Вообще же, залезая под сугробы памяти и вспоминая старшие классы школы, я как-то особенно остро чувствую всю справедливость рассуждений испанского писателя и мыслителя, большого поклонника Льва Толстого – Мигеля де Унамуно. Он размышлял о единстве «внешней» истории (государственной политики и королей прежде всего), которую он считал поверхностной и даже лживой, и «внутренней» (народной, познаваемой через его быт, фольклор, искусство, даже через пейзаж). В этой внутренней истории он ценил отпечаток «народного духа», его «интуитивное миросозерцание». Не ошибусь, если признаю, что именно в пятнадцать–семнадцать лет мое мировосприятие носило такой малорациональный характер, поскольку все же было обусловлено семейным бытом. Как говорится, «своих мозгов» для понимания нашего общественного существования еще не хватало, а повседневная наша жизнь в большой степени определялась отцовскими проблемами этого времени.

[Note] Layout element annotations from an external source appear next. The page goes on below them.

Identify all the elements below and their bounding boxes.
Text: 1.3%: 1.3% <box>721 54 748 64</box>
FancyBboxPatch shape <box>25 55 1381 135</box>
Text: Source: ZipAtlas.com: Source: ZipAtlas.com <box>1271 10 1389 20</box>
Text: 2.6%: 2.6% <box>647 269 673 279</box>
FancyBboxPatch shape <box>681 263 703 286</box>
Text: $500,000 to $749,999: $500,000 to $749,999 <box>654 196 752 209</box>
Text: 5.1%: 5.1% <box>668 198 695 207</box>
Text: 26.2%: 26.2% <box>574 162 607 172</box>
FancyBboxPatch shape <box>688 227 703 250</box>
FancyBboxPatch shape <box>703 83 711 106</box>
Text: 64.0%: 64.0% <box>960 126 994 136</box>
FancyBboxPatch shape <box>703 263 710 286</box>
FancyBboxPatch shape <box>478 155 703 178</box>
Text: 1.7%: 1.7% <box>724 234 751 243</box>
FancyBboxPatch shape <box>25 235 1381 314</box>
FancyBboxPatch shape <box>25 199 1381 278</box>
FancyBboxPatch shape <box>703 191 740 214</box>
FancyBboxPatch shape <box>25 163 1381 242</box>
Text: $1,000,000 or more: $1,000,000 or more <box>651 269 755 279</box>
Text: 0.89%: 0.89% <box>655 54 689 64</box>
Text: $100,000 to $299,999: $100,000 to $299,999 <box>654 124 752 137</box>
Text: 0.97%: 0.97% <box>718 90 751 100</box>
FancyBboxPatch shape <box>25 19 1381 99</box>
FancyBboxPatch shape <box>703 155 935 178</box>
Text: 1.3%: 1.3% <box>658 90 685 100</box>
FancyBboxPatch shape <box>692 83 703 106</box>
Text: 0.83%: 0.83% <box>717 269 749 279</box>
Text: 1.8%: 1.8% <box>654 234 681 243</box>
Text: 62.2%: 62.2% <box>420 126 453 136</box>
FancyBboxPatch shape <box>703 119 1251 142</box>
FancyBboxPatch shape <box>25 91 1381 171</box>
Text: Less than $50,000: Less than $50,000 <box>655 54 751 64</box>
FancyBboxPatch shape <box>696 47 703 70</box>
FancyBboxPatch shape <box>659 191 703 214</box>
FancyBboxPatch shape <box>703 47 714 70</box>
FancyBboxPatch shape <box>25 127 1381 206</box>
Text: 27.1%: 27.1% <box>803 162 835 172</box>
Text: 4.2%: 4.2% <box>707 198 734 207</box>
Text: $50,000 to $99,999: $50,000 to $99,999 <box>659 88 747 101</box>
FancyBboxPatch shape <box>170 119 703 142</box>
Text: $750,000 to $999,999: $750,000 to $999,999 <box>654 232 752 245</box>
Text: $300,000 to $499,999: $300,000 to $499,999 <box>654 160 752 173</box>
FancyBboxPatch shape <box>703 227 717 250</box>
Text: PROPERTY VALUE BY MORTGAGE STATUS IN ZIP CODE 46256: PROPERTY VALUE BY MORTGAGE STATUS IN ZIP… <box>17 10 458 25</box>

Во-первых, в вузах полным ходом разворачивалась антисемитская кампания, которая резко меняла настроение отца, вызывая порою негодование и разочарование в людях. Запомнилось, как возмущался он, отстаивая при прохождении по конкурсу свою коллегу по кафедре Марию Исаковну Каган, чья дочка Сима, чуть постарше меня и росшая без отца, была всегда под его опекой; как сильно был огорчен и встревожен, когда на ученом совете «прокатили» хорошего историка, доцента Лазовского (его машина потом долго стояла у нас в саду, пока он искал новое место работы за пределами Полтавы), да и другие неприятные истории, хотя бы того же оперировавшего меня хирурга.
Во-вторых, в это время резко повысились требования к квалификации преподавателей и их профессиональному росту, наука из специальных исследовательских учреждений шагнула и в образовательные. Наш отец, как я теперь понимаю, получил в московском Литературном институте не самую плохую общую гуманитарную подготовку, но более всего, конечно, литературоведческую. Сужу по тому, что ее ценил, например, ставший несколько позже очень известным филолог и философ Алексей Федорович Лосев, который в довоенное время, отлученный репрессиями от Москвы, какой-то период оказался его коллегой по факультету и любил вести с ним беседы на литературные темы. В довоенной же Полтаве место было только на кафедре русского языка, и отцу пришлось переориентироваться на чтение языковедческих курсов. Но к началу 50-х годов его специализации и самообразования оказалось недостаточно, и от отца, избранного к тому времени заведующим кафедрой, требовались научный рост и кандидатская диссертация. Хорошо понимая, что его самое лучшее время, загубленное войной, уже прошло, отец все же повернулся лицом к научной работе, невольно иронизируя над собой и своими товарищами по «науковым» занятиям. Он тогда трезво оценивал и библиотечные возможности провинциальной Полтавы с полусохранившимися архивами в сравнении с книжными сокровищами Москвы, его смешили местные квазинаучные конференции, где долго и важно дебатировались вопросы разграничения «вэлыкодэржавного шовинизму» и «украйинського национализму», типа: «Як трэба казаты “Ленин”: з м’яккым [л’] “Лэ´нин”» (а это великодержавный шовинизм) “чи з твэрдым [л]” (украинский национализм)? – «Как нужно говорить “Ленин”: с мягким [л’] или с твердым [л]?», и глубокомысленно и серьезно принимали резолюцию: «Трэба казаты посэрэдне» («Нужно произносить промежуточно»). Мы с Колей тогда часто хохотали, слушая отцовские украинско-русские (макаронические) «байки». Например, диалог двух «сидельцев» о традиционном «курячем» и «интеллектуально-науковом» способах высиживания своей продукции: «Сыдила квочка, як та цяця, На яйках, продолжая род. Наоборот, / Один доцент про граматычный род / Пысав научну працю…» Подобные шутки были особенно актуальны среди отцовских коллег «в эпоху административного приобщения масс к науке», как он тогда выражался.
Тем не менее папа стал активно копаться в уцелевших полтавских архивах в поисках малоизученных материалов, интересных в языковом отношении. В связи с выбором темы, как я сейчас понимаю, он сначала обращался за научной консультацией в Киев к уже известному тогда историку-слависту Леониду Арсеньевичу Булаховскому. Однако вернулся разочарованный то ли его равнодушием, то ли явным снобизмом по отношению к «неостепененным» фронтовикам и навсегда решил связать свою научную ориентацию с любимой Москвой и непременно найти своих старых учителей, особенно профессоров И. В. Устинова и Д. Н. Введенского.